De Pierre de Bernis

Dans ses mémoires, le cardinal de Bernis indique – Mon nom de famille est « de Pierre ». ce nom est fort ancien dans la province du Languedoc.
De Pierre de Bernis apparaît dans les archives du Languedoc à partir de l’an mil. En 1175, Bernard Seigneur d’Anduze, lègue au jeune Raymond de Pierre une grande partie de ses terres et parmi ces biens, le château de Bernis. Le nom de Bernis fit alors définitivement partie du patronyme familial.
En 1250 Guillaume, cinquième fils de Raymond Ponce de Pierre de Bernis, reçoit en héritage une maison à Nîmes. Elle constitue les fondements de l’Hôtel de Bernis.
Au cours des siècles qui suivirent, la famille de Pierre de Bernis se divisa par branches dont celle de Nîmes. La branche de Saint-Marcel en Ardèche dont est issu le Cardinal (François-Joachim de Pierre de Bernis) va s’éteindre. Celui-ci se tourne alors vers la branche de Nîmes pour établir une parentée directe. Il souhaite marier son cousin Pons Simon de Pierre à sa nièce Sophie Du Puy Montbrun, à la condition d’un accord Royal.
Le Roi Louis XV donna son accord et les noces furent célébrées le 12 avril 1776.
Ainsi, les Bernis de Nîmes descendent de ce couple doté des biens du Cardinal, qui comprennent également l’hôtel de Bernis. La maison est alors transmise de génération en génération jusqu’à Marie-Thérèse de Pierre de Bernis (1912-1978).
Fille unique de René et de Marie-Charlotte de Chabrol, elle était la dernière de la branche de Nîmes à porter le nom de Bernis. Orpheline à dix sept ans, elle vivait entre Paris et Nîmes, toujours accompagnée de sa tante Paulette (1875-1961), la soeur de son père défunt et qu’elle ne quittera jamais. Comme elle montrait un caractère affirmé, son tuteur Pierre de Chabrol, frère de sa mère, décida de l’émanciper avant l’heure.

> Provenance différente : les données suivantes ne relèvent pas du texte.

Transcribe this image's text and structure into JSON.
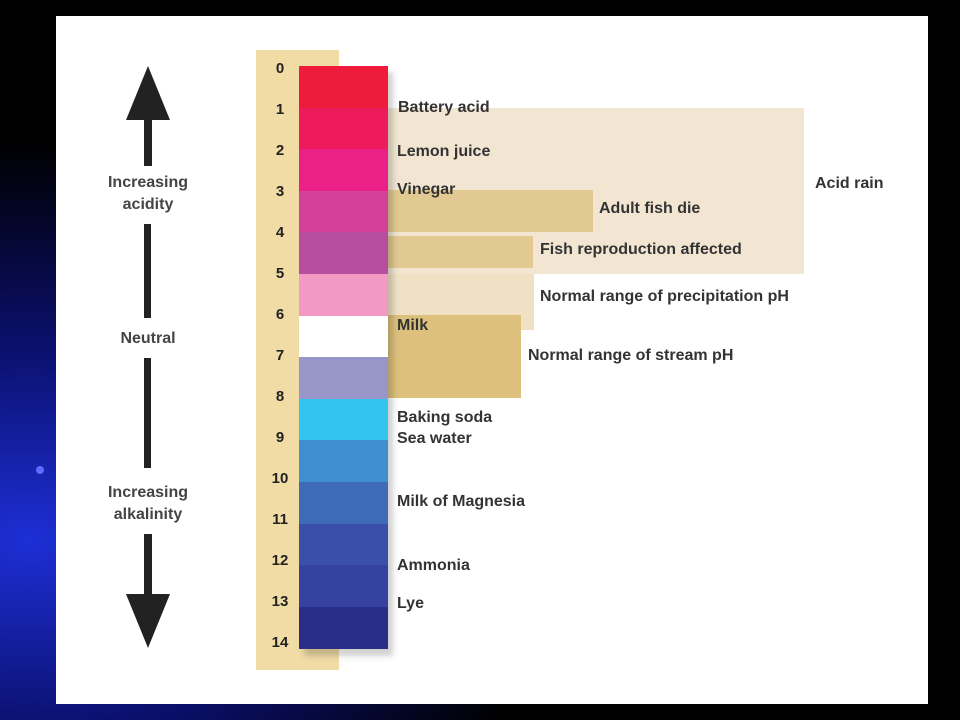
{
  "diagram": {
    "ph_numbers": [
      "0",
      "1",
      "2",
      "3",
      "4",
      "5",
      "6",
      "7",
      "8",
      "9",
      "10",
      "11",
      "12",
      "13",
      "14"
    ],
    "band_colors": [
      "#ee1c3a",
      "#ee1b5c",
      "#ea2288",
      "#d3419a",
      "#b64f9e",
      "#f29ac4",
      "#ffffff",
      "#9896c9",
      "#33c5ef",
      "#3d8fd0",
      "#3d6bb6",
      "#3a4fa7",
      "#3642a0",
      "#2a2e86"
    ],
    "substances": {
      "battery_acid": "Battery acid",
      "lemon_juice": "Lemon juice",
      "vinegar": "Vinegar",
      "milk": "Milk",
      "baking_soda": "Baking soda",
      "sea_water": "Sea water",
      "milk_of_magnesia": "Milk of Magnesia",
      "ammonia": "Ammonia",
      "lye": "Lye"
    },
    "ranges": {
      "acid_rain": "Acid rain",
      "adult_fish_die": "Adult fish die",
      "fish_reproduction": "Fish reproduction affected",
      "precipitation": "Normal range of precipitation pH",
      "stream": "Normal range of stream pH"
    },
    "side_labels": {
      "acidity_line1": "Increasing",
      "acidity_line2": "acidity",
      "neutral": "Neutral",
      "alkalinity_line1": "Increasing",
      "alkalinity_line2": "alkalinity"
    },
    "colors": {
      "strip": "#f1dca6",
      "acid_rain_box": "#f2e6d3",
      "fish_box": "#e2c992",
      "precipitation_box": "#f0e1c4",
      "stream_box": "#dcc07c"
    }
  }
}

C’est lors d’une promenade à cheval au Mas de Fourques à Lunel, chez le peintre Jean Hugo, qu’elle rencontre Jean Godebski qu’elle épouse en 1937.


Le cardinal de Bernis
François Joachim de Pierre de Bernis est né le 22 mai 1715 au château de Saint-Marcel en Vivarais. Comme dans les familles aristocratiques de l’époque, on destine les fils aux carrières militaires ou ecclésiastiques. François Joachim fait des études très brillantes.
D’abord au Collège de Barnabites à Bourg-Saint-Andéol, puis à Paris à Louis Le Grand en 1729 chez les Jésuites.
En 1731, ayant manifesté une vocation religieuse, il entre au séminaire de Saint-Sulpice. Il ne sera Cardinal, puis prêtre que beaucoup plus tard, dans les années 1760.
Il se lance dans le monde et dans les lettres avec un grand succès. À 29 ans il écrit et compose. Il entre très vite à l’Académie française. C’est ainsi qu’il est présenté à Madame d’Étioles dans l’été 1745. Elle est la maîtresse du roi et future Madame de Pompadour.
Une véritable amitié va naître. Elle le mène jusqu’au Roi.
Le roi le nommera ambassadeur à Venise en octobre 1751. Il y resta quatre ans. Alors que ce poste n’était pas de première importance, Bernis s’y fait une grande réputation, tant sur place qu’en Europe et à Paris.
Il est remarqué et apprécié par la qualité des relations qu’il noue et par les informations qu’il transmet. A son retour de Venise, il est toujours l’ami éprouvé de madame de Pompadour.
Au mois d’août 1755, il est nommé par le roi ambassadeur de France en Espagne, mais alors qu’il se prépare à partir, il est chargé par le roi de mener un rapprochement avec l’empire Austro-Hongrois, marquant ainsi un changement radical de la politique étrangère de la France structurée jusque là, autour de l’alliance avec la Prusse.
C’est l’affaire du « renversement des alliances », au début menée dans le plus grande secret. Il en est le maître d’œuvre.
Après bien des difficultés et des intrigues, le traité de Versailles est signé le 1er mai 1756. « Le roi dit-il, n’a jamais été aussi satisfait ».
Bernis est alors responsable d’un grand moment de l’histoire de France.
C’est à la demande du roi qu’il fut aussi ministre des affaires étrangères le 29 juin 1757. Plus tard, Louis XV le nomme archevêque d’Albi en 1764, puis en 1769 comme ambassadeur à Rome où il meurt en 1794.